YinzBurgh BBQ's success comes from smoke and sauce | Restaurant Reviews | Pittsburgh | Pittsburgh City Paper

YinzBurgh BBQ's success comes from smoke and sauce 

Despite the Pittsburgh moniker, this is "Southern-style smoke cuisine"

Richard Coursey, proprietor at YinzBurgh BBQ, abides by three maxims: Barbeque is a cuisine; barbecue sauce is a condiment; and the love is in the rub. Judge for yourself at his Bloomfield venue, which opened in February. (It's mostly set up for take-out, with a couple of tables.) While your order is prepared, the affable Georgia native is eager to talk sauce, smoke and soda pop. 

"Sauce goes on the side," Coursey emphasizes, dismissing pre-slathered meats. For first-timers, he keeps squeezy bottles of his five house-made sauces at the counter, and will talk customers through teaspoon samples. They include: a vinegar-based Carolina-style sauce, and lively and extra-spicy versions of a tomato-based sauce and a honey-mustard.
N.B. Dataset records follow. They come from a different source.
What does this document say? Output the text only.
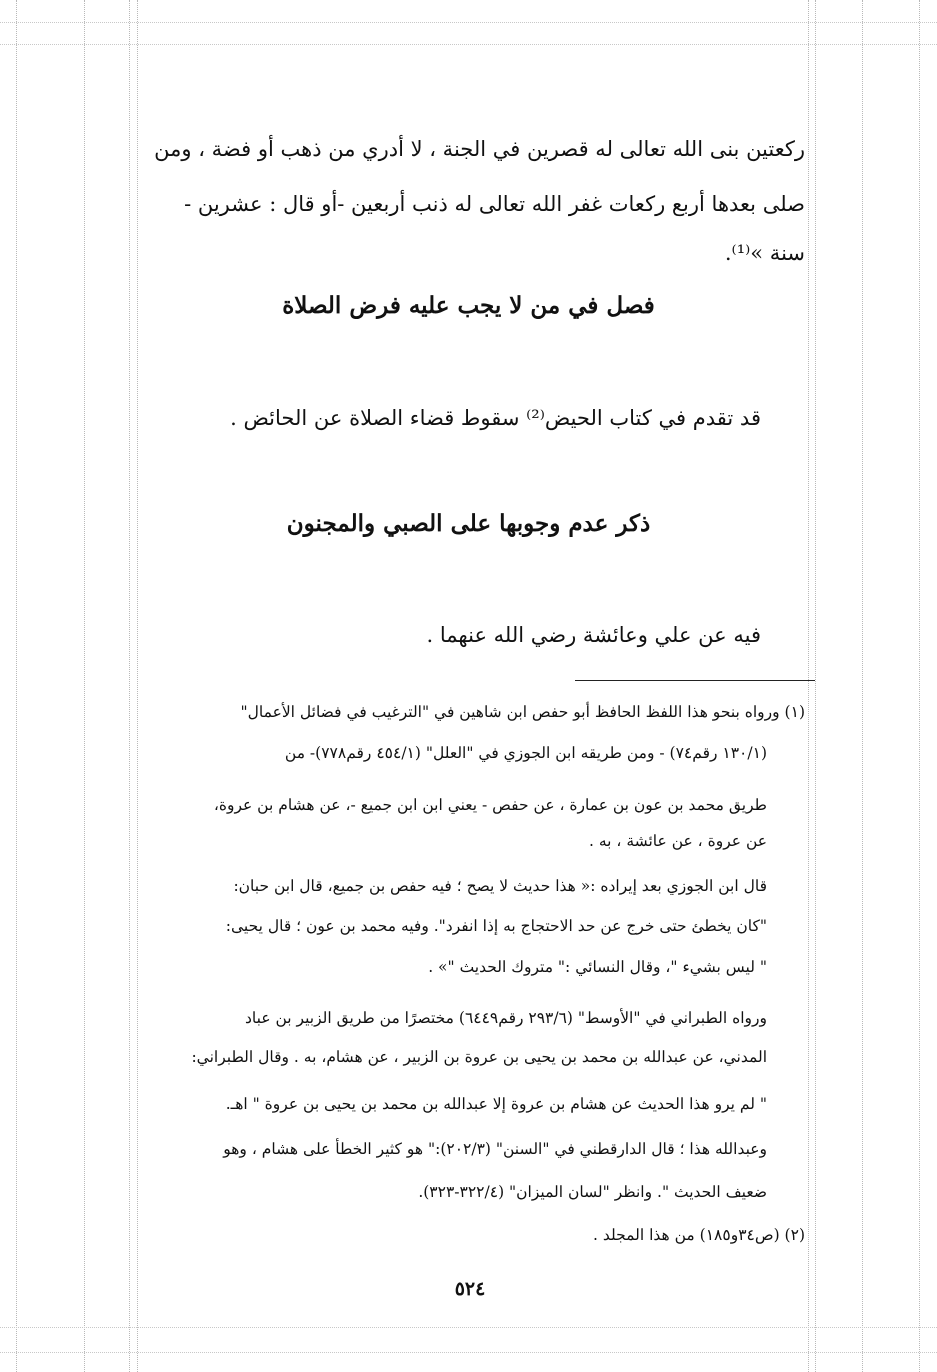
ركعتين بنى الله تعالى له قصرين في الجنة ، لا أدري من ذهب أو فضة ، ومن
صلى بعدها أربع ركعات غفر الله تعالى له ذنب أربعين -أو قال : عشرين -
سنة »⁽¹⁾.
فصل في من لا يجب عليه فرض الصلاة
قد تقدم في كتاب الحيض⁽²⁾ سقوط قضاء الصلاة عن الحائض .
ذكر عدم وجوبها على الصبي والمجنون
فيه عن علي وعائشة رضي الله عنهما .
(١) ورواه بنحو هذا اللفظ الحافظ أبو حفص ابن شاهين في "الترغيب في فضائل الأعمال"
(١٣٠/١ رقم٧٤) - ومن طريقه ابن الجوزي في "العلل" (٤٥٤/١ رقم٧٧٨)- من
طريق محمد بن عون بن عمارة ، عن حفص - يعني ابن ابن جميع -، عن هشام بن عروة،
عن عروة ، عن عائشة ، به .
قال ابن الجوزي بعد إيراده :« هذا حديث لا يصح ؛ فيه حفص بن جميع، قال ابن حبان:
"كان يخطئ حتى خرج عن حد الاحتجاج به إذا انفرد". وفيه محمد بن عون ؛ قال يحيى:
" ليس بشيء "، وقال النسائي :" متروك الحديث "» .
ورواه الطبراني في "الأوسط" (٢٩٣/٦ رقم٦٤٤٩) مختصرًا من طريق الزبير بن عباد
المدني، عن عبدالله بن محمد بن يحيى بن عروة بن الزبير ، عن هشام، به . وقال الطبراني:
" لم يرو هذا الحديث عن هشام بن عروة إلا عبدالله بن محمد بن يحيى بن عروة " اهـ.
وعبدالله هذا ؛ قال الدارقطني في "السنن" (٢٠٢/٣):" هو كثير الخطأ على هشام ، وهو
ضعيف الحديث ". وانظر "لسان الميزان" (٣٢٢/٤-٣٢٣).
(٢) (ص٣٤و١٨٥) من هذا المجلد .
٥٢٤
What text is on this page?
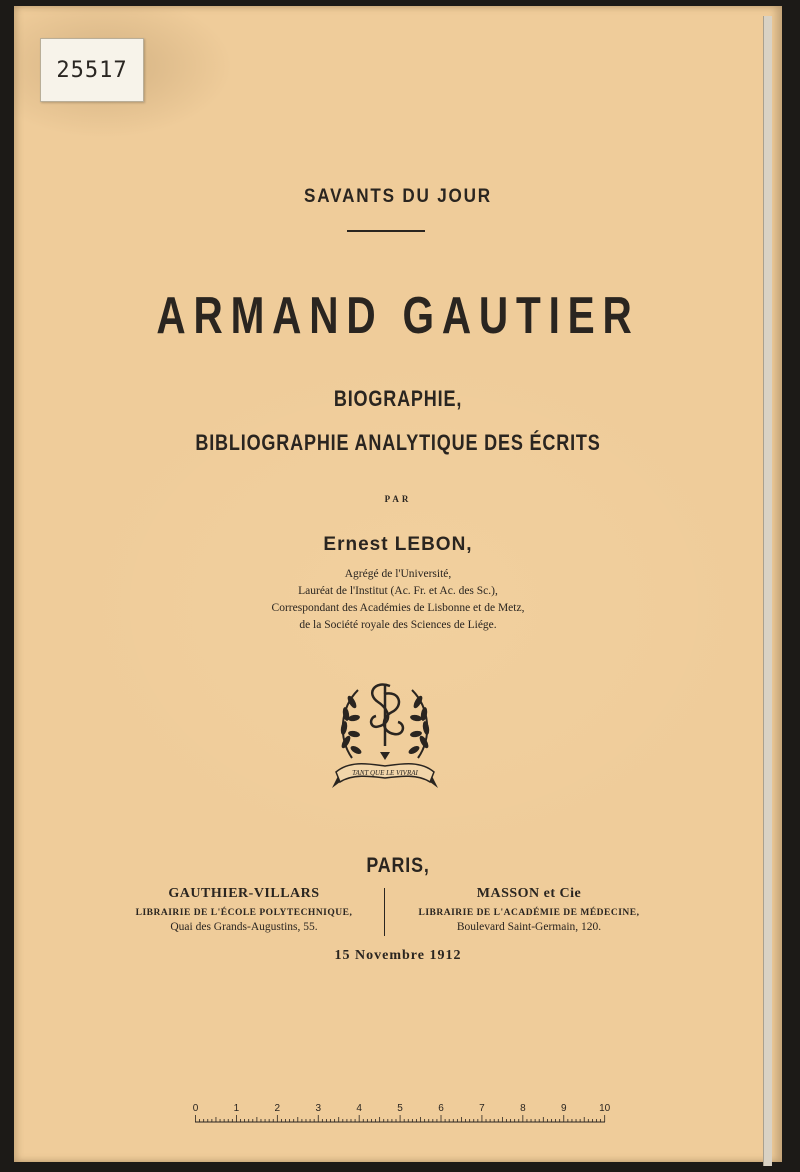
25517
SAVANTS DU JOUR
ARMAND GAUTIER
BIOGRAPHIE,
BIBLIOGRAPHIE ANALYTIQUE DES ÉCRITS
PAR
Ernest LEBON,
Agrégé de l'Université,
Lauréat de l'Institut (Ac. Fr. et Ac. des Sc.),
Correspondant des Académies de Lisbonne et de Metz,
de la Société royale des Sciences de Liége.
TANT QUE LE VIVRAI
PARIS,
GAUTHIER-VILLARS
LIBRAIRIE DE L'ÉCOLE POLYTECHNIQUE,
Quai des Grands-Augustins, 55.
MASSON et Cie
LIBRAIRIE DE L'ACADÉMIE DE MÉDECINE,
Boulevard Saint-Germain, 120.
15 Novembre 1912
0	1	2	3	4	5	6	7	8	9	10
The menu offers a standard variety of smoked meats — ribs, pulled pork, chicken and brisket — but also tofu (available in a salad, wrap or in a "biggie"-sized block). The sides are also traditional Southern add-ons — mac-and-cheese, greens, black-eyed peas and coleslaw. 

But contrary to the down-home impulse to flavor everything with some piece of the pig, the peas and greens are vegan. Fear not, meat-heads: Both were superb. The greens were brightened considerably with vinegar, and the creamy peas were juiced with tomatoes, bits of greens and pepper.

With my ribs and pulled pork, I used the vinegar sauce and the hot honey-mustard, with different but both pleasing results. But even after all the food was gone, I was still sampling the honey-mustard sauce. It's a winner.